MOSCOW, January 16 (RIA Novosti) - The first bell of an ensemble belonging to Moscow's St. Daniel's Monastery belfry has returned to Moscow after chiming for over 70 years in the United States, a spokesman for a cultural and historical heritage foundation said Saturday.

The two-ton bell is the fourth largest of 18 bells sold by the Bolsheviks to a U.S.-based industrialist in 1930, who subsequently gave them to Harvard University.

"An aircraft from New York has just landed at Sheremetyevo Airport with the bell on board," said Alexander Petrov of Svyaz Vremyon (Link of Times).

The bell will be open to the public September 12 during St. Daniel's commemoration ceremony.

The St. Daniel's Monastery ensemble of bells was put together over a period of two centuries. The largest of its three major bells, weighing about 12 tons, was cast in 1890 at the Finlandsky plant, in Moscow.

Under a deal signed in March, the remaining 17 bells are to return by the fall of 2008.

In the 1930s, Soviet authorities closed the cloister down, and were planning to recast its belfry.

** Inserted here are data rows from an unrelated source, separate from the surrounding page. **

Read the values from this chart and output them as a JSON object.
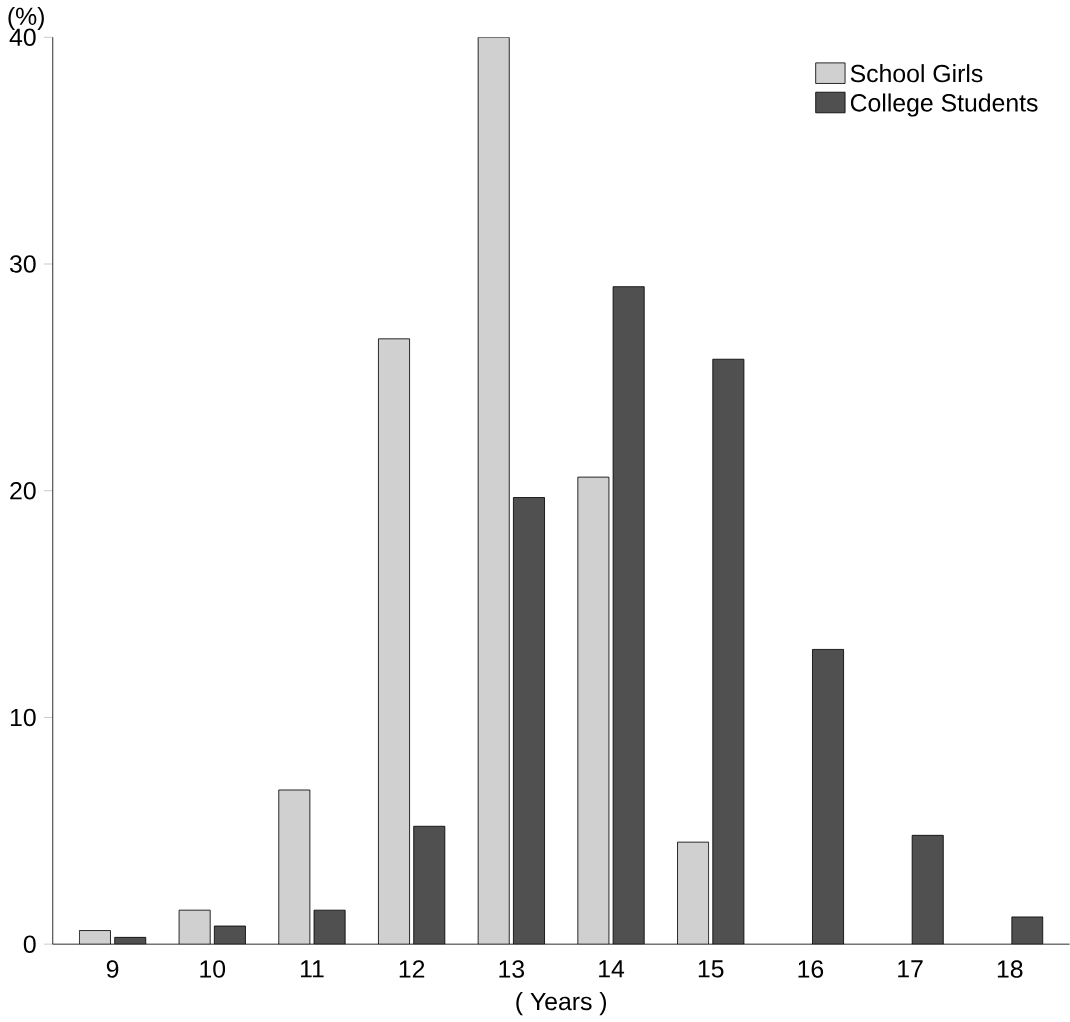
{
  "chart_data": {
    "type": "bar",
    "xlabel": "( Years )",
    "ylabel": "(%)",
    "categories": [
      "9",
      "10",
      "11",
      "12",
      "13",
      "14",
      "15",
      "16",
      "17",
      "18"
    ],
    "series": [
      {
        "name": "School Girls",
        "color": "#d0d0d0",
        "values": [
          0.6,
          1.5,
          6.8,
          26.7,
          40,
          20.6,
          4.5,
          null,
          null,
          null
        ]
      },
      {
        "name": "College Students",
        "color": "#505050",
        "values": [
          0.3,
          0.8,
          1.5,
          5.2,
          19.7,
          29,
          25.8,
          13,
          4.8,
          1.2
        ]
      }
    ],
    "ylim": [
      0,
      40
    ],
    "yticks": [
      0,
      10,
      20,
      30,
      40
    ],
    "legend": "top right",
    "grid": false
  }
}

But the U.S. industrialist Charles Crane signaled that he was willing to buy the bells for the price of their bronze.

He then offered them as a gift to Harvard University, and in 1931 they were installed in the tower of a newly built campus dorm, Lowell House, to chime for a quarter of an hour every Sunday and holiday, as well as to signal football games.

Attempts to return the bells have been ongoing since the 1980s, but progress was made only in 2004, when Svyaz Vremyon assumed all the costs of the repatriation.

Making replicas of the bells was one of the terms of the deal, and the copies arrived in New York in late August.

Russian Orthodox Church Patriarch Alexy II called the replicas "the best church art in modern history" and consecrated them before their departure.